This project is a part of the Lambda School Build Week April 2019
-- Project Status: [Completed]
Post Here helps you find the best place to share your post on Reddit. The user enters their post and Post Here finds the subreddit that is most appropriate for that post using data science methods.
Natural Language Processing Predictive Modeling
- AWS
- PRAW
- SpaCy
- Sci-kit Learn
- NLTK
- String
- Flask
- Pickle
- Re
- Pandas
- URLlib
Frontend developer to provide a layout for theme/color scheme, integrating content and creating user form for input.
Backend developer for securing endpoints, authenticated login, and routing user input and output of DS API.
Access to AWS to host Flask app with API and Reddit post data.
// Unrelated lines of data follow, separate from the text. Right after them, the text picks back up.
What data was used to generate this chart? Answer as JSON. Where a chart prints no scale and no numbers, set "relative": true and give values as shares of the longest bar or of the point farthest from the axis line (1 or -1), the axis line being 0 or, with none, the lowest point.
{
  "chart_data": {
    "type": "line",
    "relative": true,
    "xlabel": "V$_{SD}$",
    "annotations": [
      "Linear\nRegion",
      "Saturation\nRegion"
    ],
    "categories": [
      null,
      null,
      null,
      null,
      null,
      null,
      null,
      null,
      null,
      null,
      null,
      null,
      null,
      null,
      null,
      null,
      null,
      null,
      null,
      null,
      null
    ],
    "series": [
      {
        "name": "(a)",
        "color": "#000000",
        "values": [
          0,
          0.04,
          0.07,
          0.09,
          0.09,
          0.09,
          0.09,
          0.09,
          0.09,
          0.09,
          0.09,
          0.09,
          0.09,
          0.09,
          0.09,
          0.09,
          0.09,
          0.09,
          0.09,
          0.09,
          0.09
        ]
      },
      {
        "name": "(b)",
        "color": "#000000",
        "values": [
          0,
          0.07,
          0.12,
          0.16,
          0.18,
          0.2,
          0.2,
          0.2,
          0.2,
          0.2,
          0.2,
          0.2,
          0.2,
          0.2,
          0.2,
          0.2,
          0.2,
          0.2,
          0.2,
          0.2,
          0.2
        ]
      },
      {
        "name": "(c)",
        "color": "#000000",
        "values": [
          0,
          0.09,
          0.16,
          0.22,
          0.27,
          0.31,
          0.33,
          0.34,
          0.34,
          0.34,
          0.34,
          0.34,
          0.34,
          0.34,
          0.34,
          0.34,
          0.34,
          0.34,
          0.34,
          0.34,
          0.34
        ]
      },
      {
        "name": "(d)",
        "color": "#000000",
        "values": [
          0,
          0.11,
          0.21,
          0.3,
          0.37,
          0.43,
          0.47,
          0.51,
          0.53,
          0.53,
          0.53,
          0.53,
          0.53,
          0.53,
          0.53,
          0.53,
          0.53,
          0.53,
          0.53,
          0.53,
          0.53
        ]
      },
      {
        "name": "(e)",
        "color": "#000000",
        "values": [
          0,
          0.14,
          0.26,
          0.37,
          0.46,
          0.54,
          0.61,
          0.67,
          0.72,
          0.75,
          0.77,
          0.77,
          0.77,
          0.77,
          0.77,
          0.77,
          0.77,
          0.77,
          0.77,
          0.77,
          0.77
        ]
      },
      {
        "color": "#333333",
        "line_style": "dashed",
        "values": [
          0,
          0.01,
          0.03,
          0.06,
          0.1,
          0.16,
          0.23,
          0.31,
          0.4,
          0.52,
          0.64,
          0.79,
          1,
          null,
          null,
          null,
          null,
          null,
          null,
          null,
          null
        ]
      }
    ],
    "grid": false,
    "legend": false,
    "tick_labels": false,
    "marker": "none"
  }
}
Data exploration/descriptive statistics
Data processing/cleaning
Word vectorizing
Statistical modeling
Clone this repo
If you want more recent data you will need to:
-
Request access to Reddit API: https://docs.google.com/forms/d/e/1FAIpQLSezNdDNK1-P8mspSbmtC2r86Ee9ZRbC66u929cG2GX0T9UMyw/viewform
-
Pull posts from the Reddit API using PRAW and store in a database or a csv file.
-
Retrain the model and create a new .pkl file.
You can host the Flask app locally or use another platform like AWS.